What Mormons think about people that leave their Church. #lds #mormon #prophet #latterdaysaint #cult

What Mormons think about people that leave their Church rarely aligns with the actual experiences of those who depart. From the pulpit, departures get explained through a narrow vocabulary of spiritual failure. A contributor to Mormon Stories Podcast captured this perfectly: every talk about why people leave seems designed to make the exiters look foolish, petty, or morally compromised. It is never presented as a reasonable disagreement or a valid spiritual journey elsewhere.

This disconnect matters because it shapes how families treat their own. When the official narrative insists that leaving stems from laziness or sin, believing members learn to distrust the motives of those they love most. The result is a culture where the door out functions as a one-way mirror; those inside see only their own reflection, never the full humanity of those walking away.

Background: The Taxonomy of the Faithless

The Church of Jesus Christ of Latter-day Saints has long struggled to construct a coherent theology of apostasy that preserves truth claims while explaining attrition. Early Mormonism treated physical departure as a spiritual death, complete with social death rituals like exclusion from communal economic networks. Over time, as leaving became more common and less tied to geographic relocation, the explanations shifted from "they left the community" to "they left the truth."

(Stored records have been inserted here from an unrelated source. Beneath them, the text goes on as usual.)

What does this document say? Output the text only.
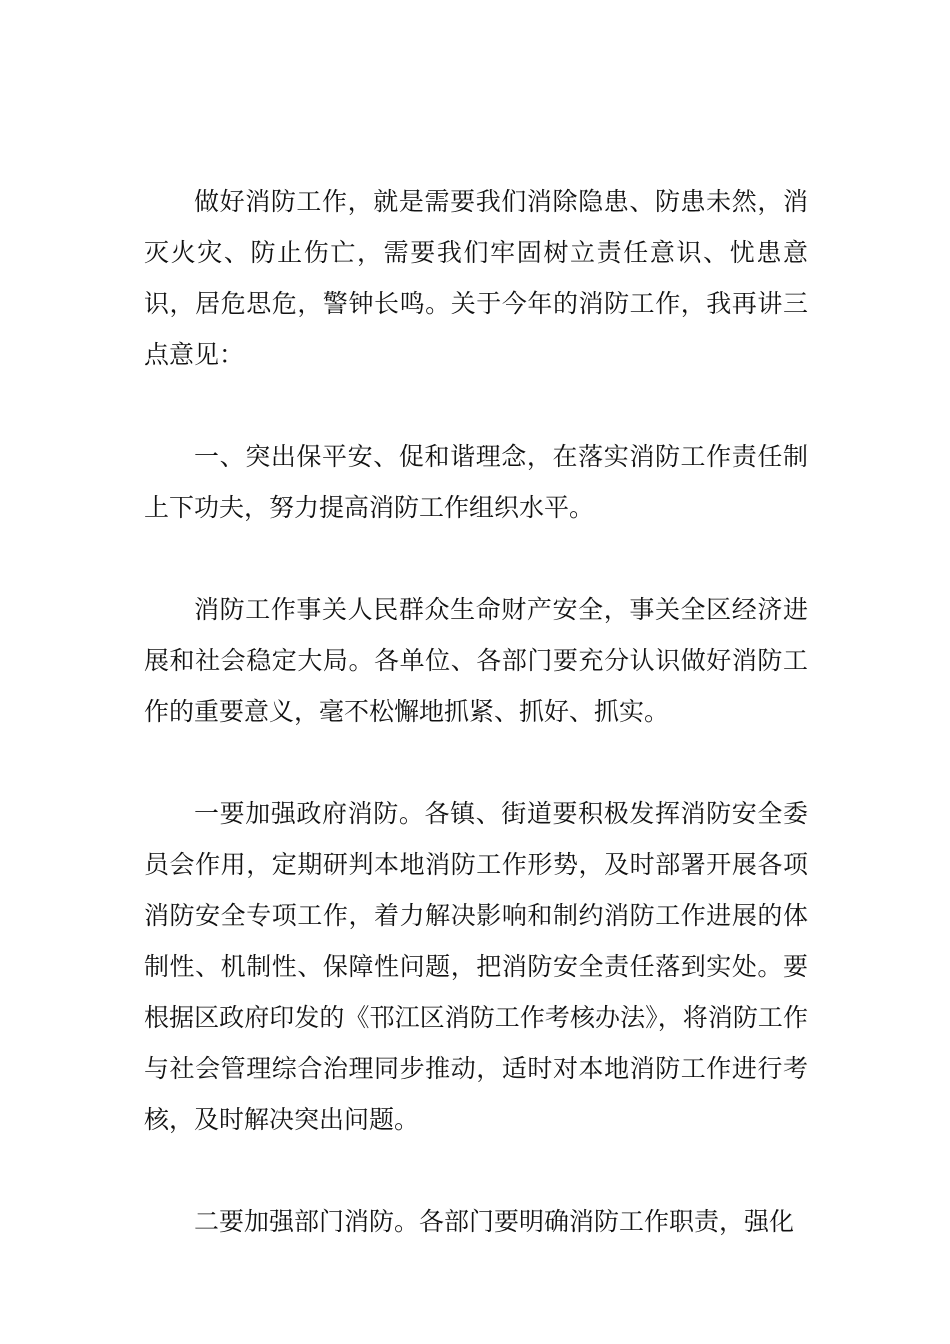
做好消防工作，就是需要我们消除隐患、防患未然，消灭火灾、防止伤亡，需要我们牢固树立责任意识、忧患意识，居危思危，警钟长鸣。关于今年的消防工作，我再讲三点意见：

一、突出保平安、促和谐理念，在落实消防工作责任制上下功夫，努力提高消防工作组织水平。

消防工作事关人民群众生命财产安全，事关全区经济进展和社会稳定大局。各单位、各部门要充分认识做好消防工作的重要意义，毫不松懈地抓紧、抓好、抓实。

一要加强政府消防。各镇、街道要积极发挥消防安全委员会作用，定期研判本地消防工作形势，及时部署开展各项消防安全专项工作，着力解决影响和制约消防工作进展的体制性、机制性、保障性问题，把消防安全责任落到实处。要根据区政府印发的《邗江区消防工作考核办法》，将消防工作与社会管理综合治理同步推动，适时对本地消防工作进行考核，及时解决突出问题。

二要加强部门消防。各部门要明确消防工作职责，强化
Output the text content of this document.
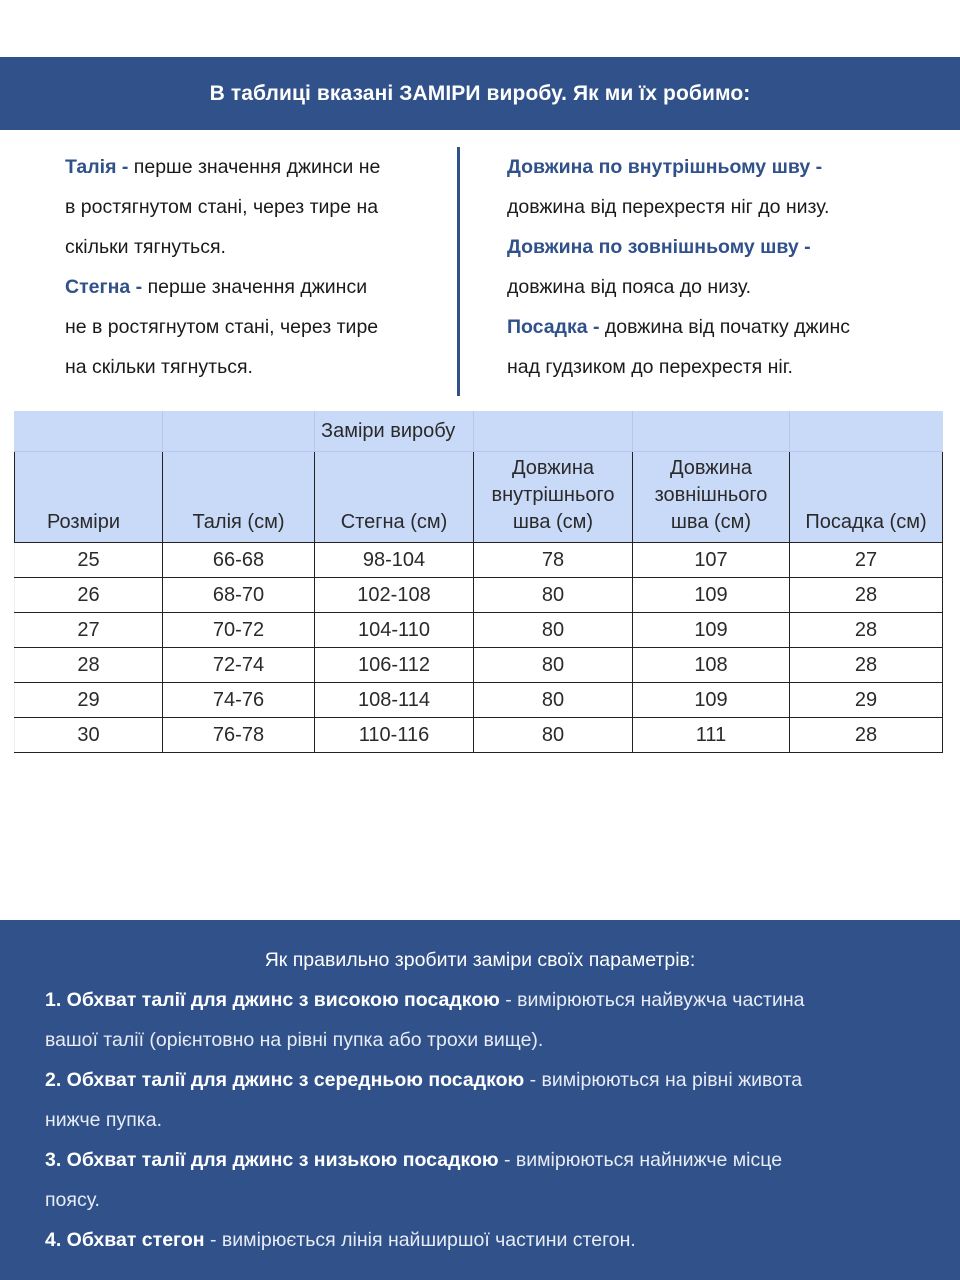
В таблиці вказані ЗАМІРИ виробу. Як ми їх робимо:
Талія - перше значення джинси не
в ростягнутом стані, через тире на
скільки тягнуться.
Стегна - перше значення джинси
не в ростягнутом стані, через тире
на скільки тягнуться.
Довжина по внутрішньому шву -
довжина від перехрестя ніг до низу.
Довжина по зовнішньому шву -
довжина від пояса до низу.
Посадка - довжина від початку джинс
над гудзиком до перехрестя ніг.
		Заміри виробу			
Розміри	Талія (см)	Стегна (см)	Довжина внутрішнього шва (см)	Довжина зовнішнього шва (см)	Посадка (см)
25	66-68	98-104	78	107	27
26	68-70	102-108	80	109	28
27	70-72	104-110	80	109	28
28	72-74	106-112	80	108	28
29	74-76	108-114	80	109	29
30	76-78	110-116	80	111	28
Як правильно зробити заміри своїх параметрів:
1. Обхват талії для джинс з високою посадкою - вимірюються найвужча частина
вашої талії (орієнтовно на рівні пупка або трохи вище).
2. Обхват талії для джинс з середньою посадкою - вимірюються на рівні живота
нижче пупка.
3. Обхват талії для джинс з низькою посадкою - вимірюються найнижче місце
поясу.
4. Обхват стегон - вимірюється лінія найширшої частини стегон.
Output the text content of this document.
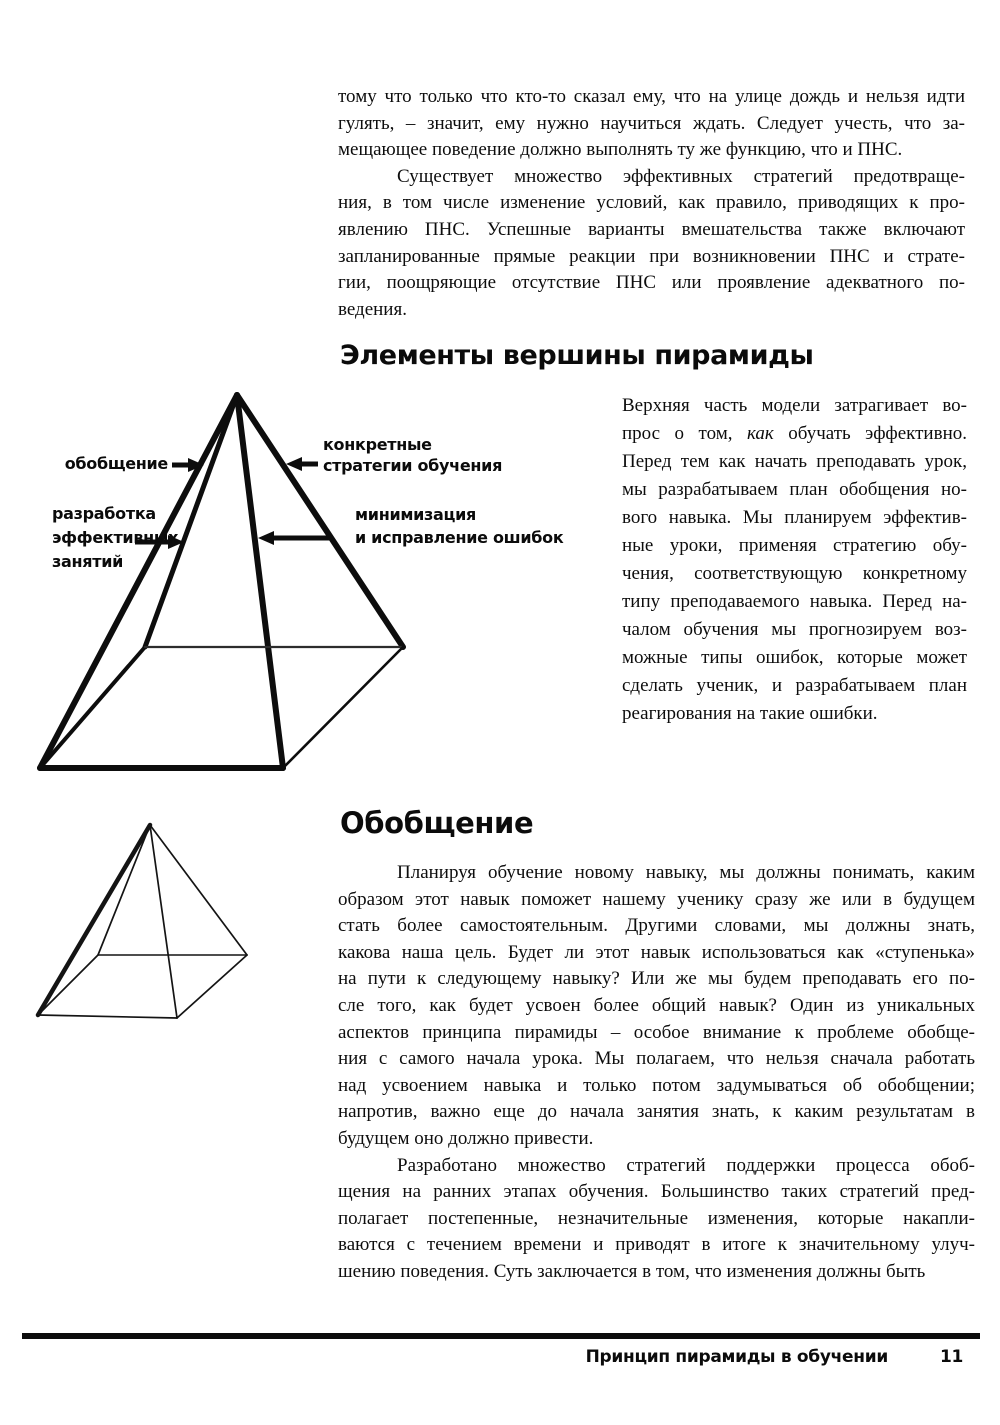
тому что только что кто-то сказал ему, что на улице дождь и нельзя идти
гулять, – значит, ему нужно научиться ждать. Следует учесть, что за-
мещающее поведение должно выполнять ту же функцию, что и ПНС.
Существует множество эффективных стратегий предотвраще-
ния, в том числе изменение условий, как правило, приводящих к про-
явлению ПНС. Успешные варианты вмешательства также включают
запланированные прямые реакции при возникновении ПНС и страте-
гии, поощряющие отсутствие ПНС или проявление адекватного по-
ведения.
Элементы вершины пирамиды
обобщение
конкретные
стратегии обучения
разработка
эффективных
занятий
минимизация
и исправление ошибок
Верхняя часть модели затрагивает во-
прос о том, как обучать эффективно.
Перед тем как начать преподавать урок,
мы разрабатываем план обобщения но-
вого навыка. Мы планируем эффектив-
ные уроки, применяя стратегию обу-
чения, соответствующую конкретному
типу преподаваемого навыка. Перед на-
чалом обучения мы прогнозируем воз-
можные типы ошибок, которые может
сделать ученик, и разрабатываем план
реагирования на такие ошибки.
Обобщение
Планируя обучение новому навыку, мы должны понимать, каким
образом этот навык поможет нашему ученику сразу же или в будущем
стать более самостоятельным. Другими словами, мы должны знать,
какова наша цель. Будет ли этот навык использоваться как «ступенька»
на пути к следующему навыку? Или же мы будем преподавать его по-
сле того, как будет усвоен более общий навык? Один из уникальных
аспектов принципа пирамиды – особое внимание к проблеме обобще-
ния с самого начала урока. Мы полагаем, что нельзя сначала работать
над усвоением навыка и только потом задумываться об обобщении;
напротив, важно еще до начала занятия знать, к каким результатам в
будущем оно должно привести.
Разработано множество стратегий поддержки процесса обоб-
щения на ранних этапах обучения. Большинство таких стратегий пред-
полагает постепенные, незначительные изменения, которые накапли-
ваются с течением времени и приводят в итоге к значительному улуч-
шению поведения. Суть заключается в том, что изменения должны быть
Принцип пирамиды в обучении	11
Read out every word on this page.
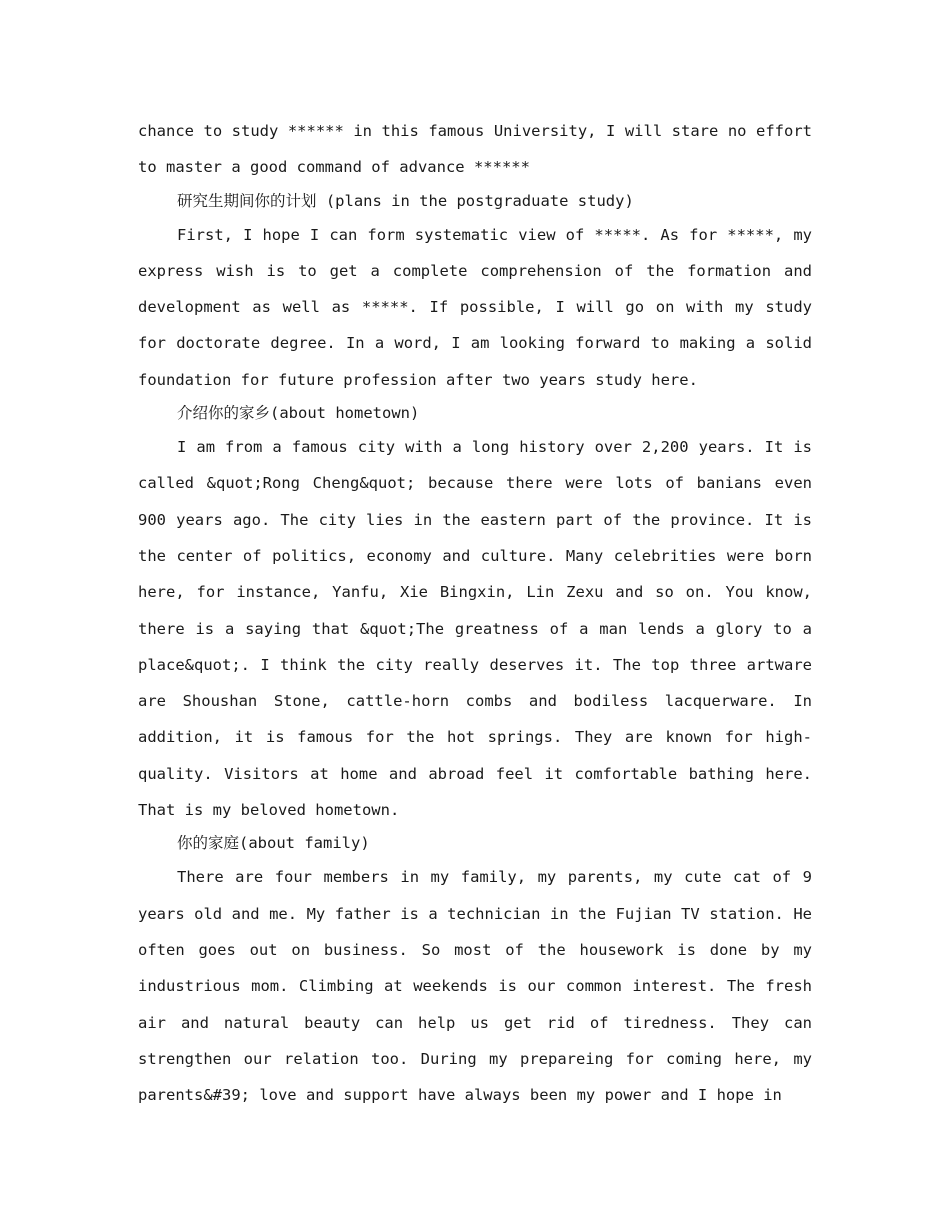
chance to study ****** in this famous University, I will stare no effort to master a good command of advance ******

研究生期间你的计划 (plans in the postgraduate study)

First, I hope I can form systematic view of *****. As for *****, my express wish is to get a complete comprehension of the formation and development as well as *****. If possible, I will go on with my study for doctorate degree. In a word, I am looking forward to making a solid foundation for future profession after two years study here.

介绍你的家乡(about hometown)

I am from a famous city with a long history over 2,200 years. It is called &quot;Rong Cheng&quot; because there were lots of banians even 900 years ago. The city lies in the eastern part of the province. It is the center of politics, economy and culture. Many celebrities were born here, for instance, Yanfu, Xie Bingxin, Lin Zexu and so on. You know, there is a saying that &quot;The greatness of a man lends a glory to a place&quot;. I think the city really deserves it. The top three artware are Shoushan Stone, cattle-horn combs and bodiless lacquerware. In addition, it is famous for the hot springs. They are known for high-quality. Visitors at home and abroad feel it comfortable bathing here. That is my beloved hometown.

你的家庭(about family)

There are four members in my family, my parents, my cute cat of 9 years old and me. My father is a technician in the Fujian TV station. He often goes out on business. So most of the housework is done by my industrious mom. Climbing at weekends is our common interest. The fresh air and natural beauty can help us get rid of tiredness. They can strengthen our relation too. During my prepareing for coming here, my parents&#39; love and support have always been my power and I hope in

By the late twentieth century, a specific taxonomy of exiters emerged in correlated curriculum and general conference addresses. The categories hardened into cliché: they were offended by a trivial slight, they could not live the moral standards, or they were too intellectually lazy to resolve their doubts. This framework served a pastoral function. It allowed remaining members to feel secure in their own choices while providing a ready explanation for empty pews.